Alternatively you might even be able to fix the bug yourself
Having recently switched to Fedora KDE, I agree. It is an excellent desktop experience and I think it's a great first stop for anyone interested in switching to Linux.
I had a good experience with Mint Cinnamon too, but the system seems overall better-integrated in Fedora KDE.
KDE is a great first desktop for anyone coming from Windows, but Mac users might be more comfortable with some of the more "Mac-like" desktop offerings available on Linux. But in that there ability you have one of Linux-based operating systems' great strengths. You can easily customize things to fit your preferred workflow. :)
Since Microsoft continues to treat Windows and its users like garbage, I'm fairly certain a Linux Desktop will be the lesser of two evils in my near future so I'm spending a lot more time working out how to live with it for my workflows. I discovered I really like Silverblue. Immutable OS with Flatpak focus and Toolbox cover a lot of what I want, even if the implementations are somewhat less than ideal.
Unfortuantely, Kinoite (the KDE spin of Silverblue) is hot garbage. Half of the things don't work including Flatpak icons (until a reboot) and running a GTK app in Toolbox causes it to inexplicably pause for several seconds at a time. I can't even report the latter issue (several of the former have 2 month+ open issues already) because the login for the bug tracker is busted. So I'm stuck with GNOME, a 'desktop' that desperately wishes it were running on a phone.
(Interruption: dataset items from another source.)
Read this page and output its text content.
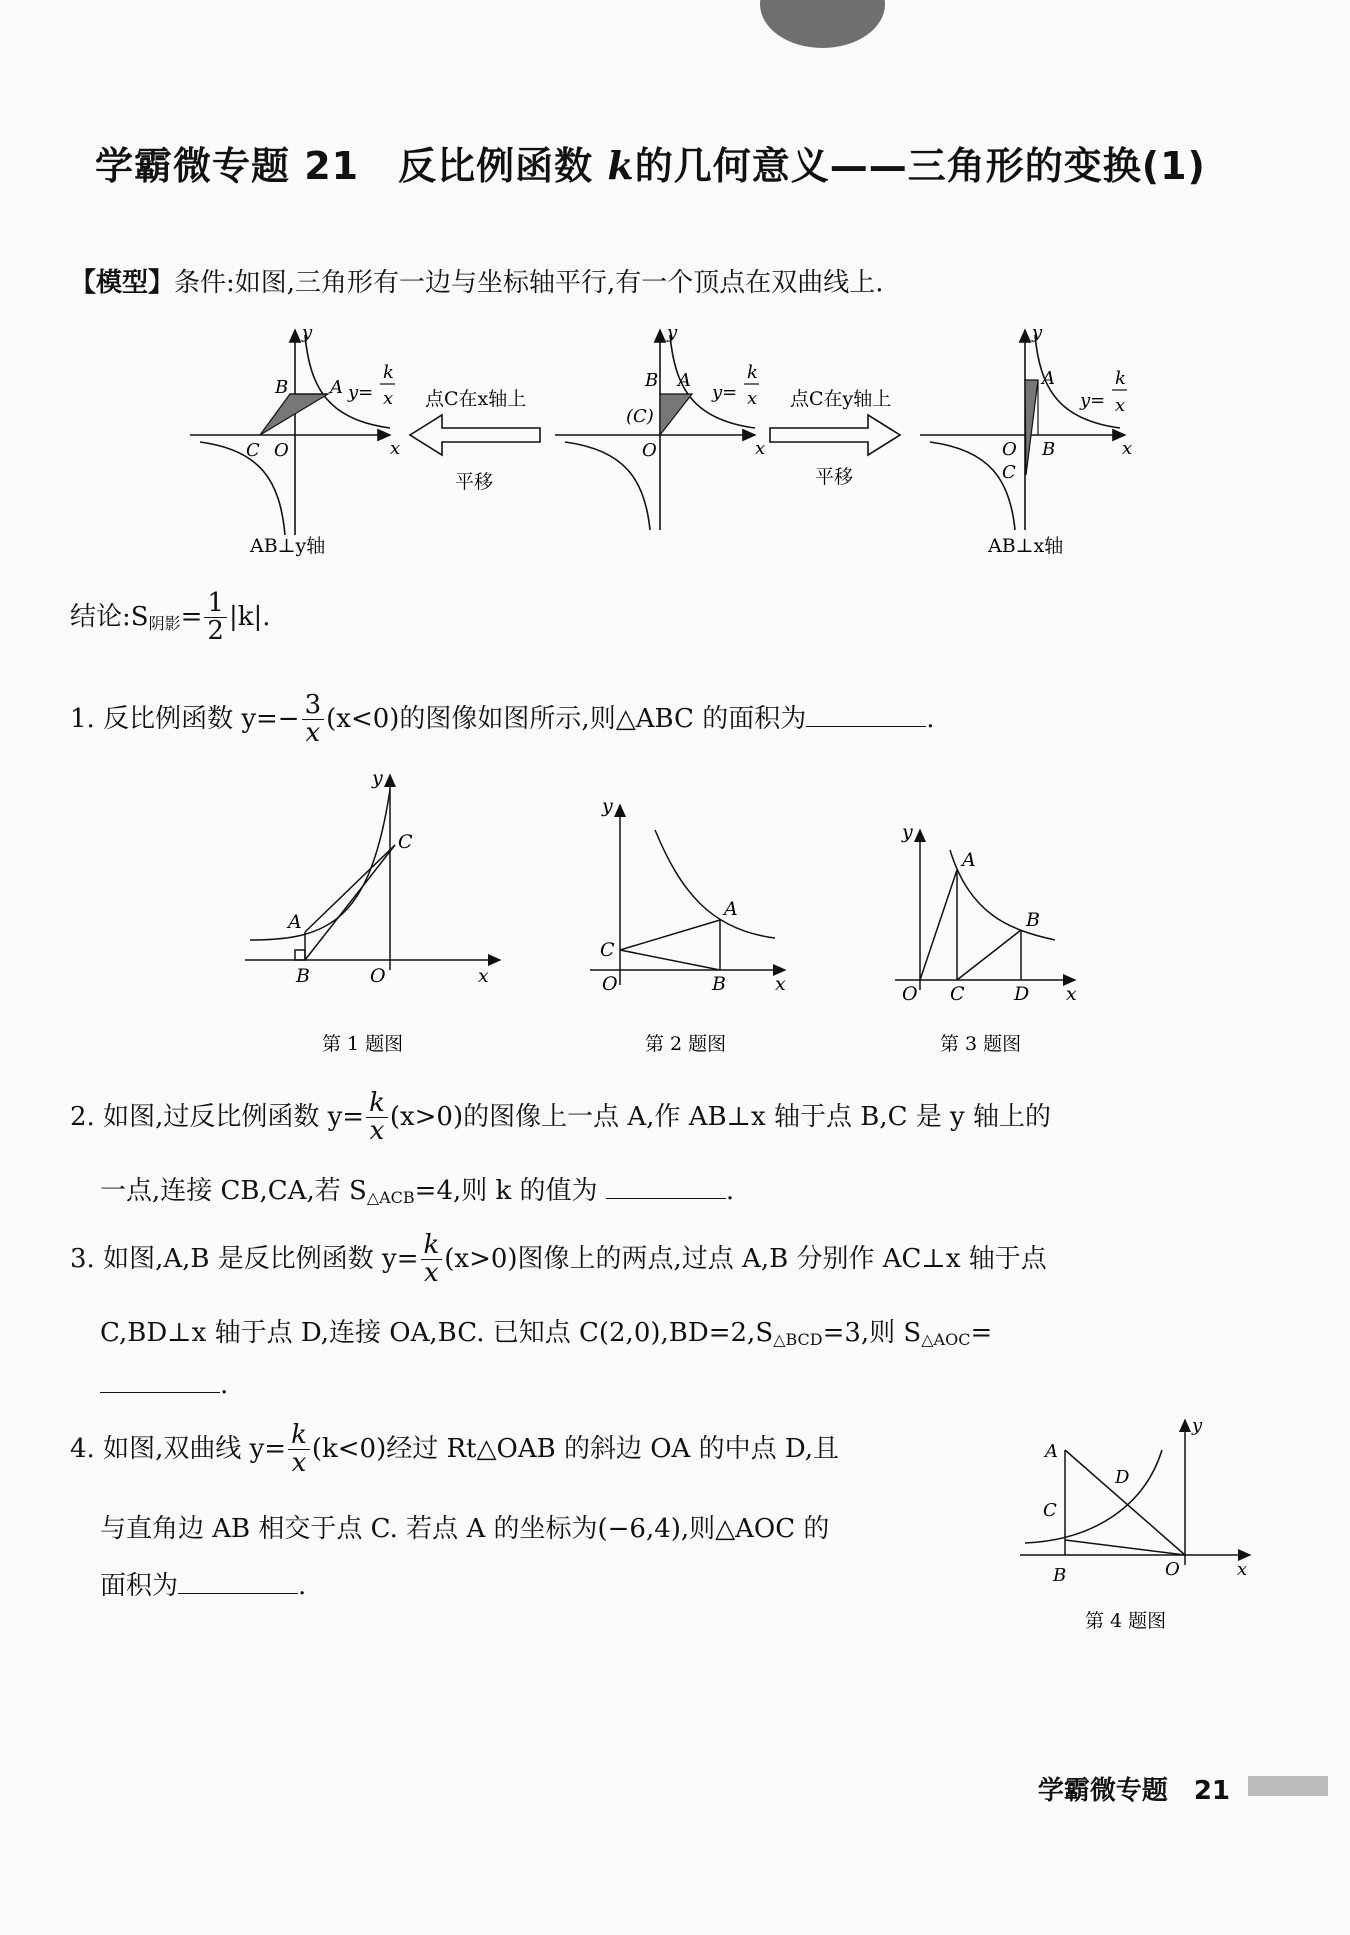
学霸微专题 21　反比例函数 k的几何意义——三角形的变换(1)
【模型】条件:如图,三角形有一边与坐标轴平行,有一个顶点在双曲线上.
y
x
B A
C O
y
x
B A
(C)
O
y
x
A
O B
C
y=
k
x	y=
k
x	y=
k
x
点C在x轴上	点C在y轴上
平移	平移
AB⊥y轴	AB⊥x轴
结论$:S_{阴影}= \frac{1}{2} |k|$.
1. 反比例函数 $y=- \frac{3}{x} (x<0)$的图像如图所示,则△ABC 的面积为	.
y
C
A
B	O	x
y
A
C
O	B	x
y
A
B
O C	D x
第 1 题图	第 2 题图	第 3 题图
2. 如图,过反比例函数 $y= \frac{k}{x} (x>0)$的图像上一点 A,作 AB⊥x 轴于点 B,C 是 y 轴上的
一点,连接 CB,CA,若 $S_{\triangle ACB}=4$,则 k 的值为	.
3. 如图,A,B 是反比例函数 $y= \frac{k}{x} (x>0)$图像上的两点,过点 A,B 分别作 AC⊥x 轴于点
C,BD⊥x 轴于点 D,连接 OA,BC. 已知点 $C(2,0),BD=2,S_{\triangle BCD}=3$,则 $S_{\triangle AOC}=$
.
4. 如图,双曲线 $y= \frac{k}{x} (k<0)$经过 Rt△OAB 的斜边 OA 的中点 D,且
与直角边 AB 相交于点 C. 若点 A 的坐标为(−6,4),则△AOC 的
面积为	.
y
A
D
C
B	O	x
第 4 题图
学霸微专题　21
KDE is great though I really do have to configure it a bit to get it to be the way I like. I think I like cinnamon's out of the box experience the best, but I've also started using mate on a laptop of mine. Some things could use a little polish (like the way to move a task bar from one place to another is pretty much impossible to figure out without googling) but it's quite nice too, and it has the best file browser of them all IMO (cinnamon uses a nautilus 3 fork, but was forked after the point where they broke some things like type-to-search in folders behaviour)
To me, TDE ... a fork of KDE2, is even more so this.
A very active community, too, and so far, no real change. I don't want change, managing my windows, my open programs, is a decades old solved problem.
I don't want the new sexy, the flashy this and that. I don't want new styles, changing methods to interact. My Window Manager is not something I want to notice, or spent 10 seconds on.. for the next 20 years.
It needs to be in the background, while I do real work, or enjoy other apps. If I have to do things, configure it constantly, modify it due to new versions, it has failed in its task.
Anyone trying to vastly change, or improve this, is bananas. It needs no massive change, for 1000s of years.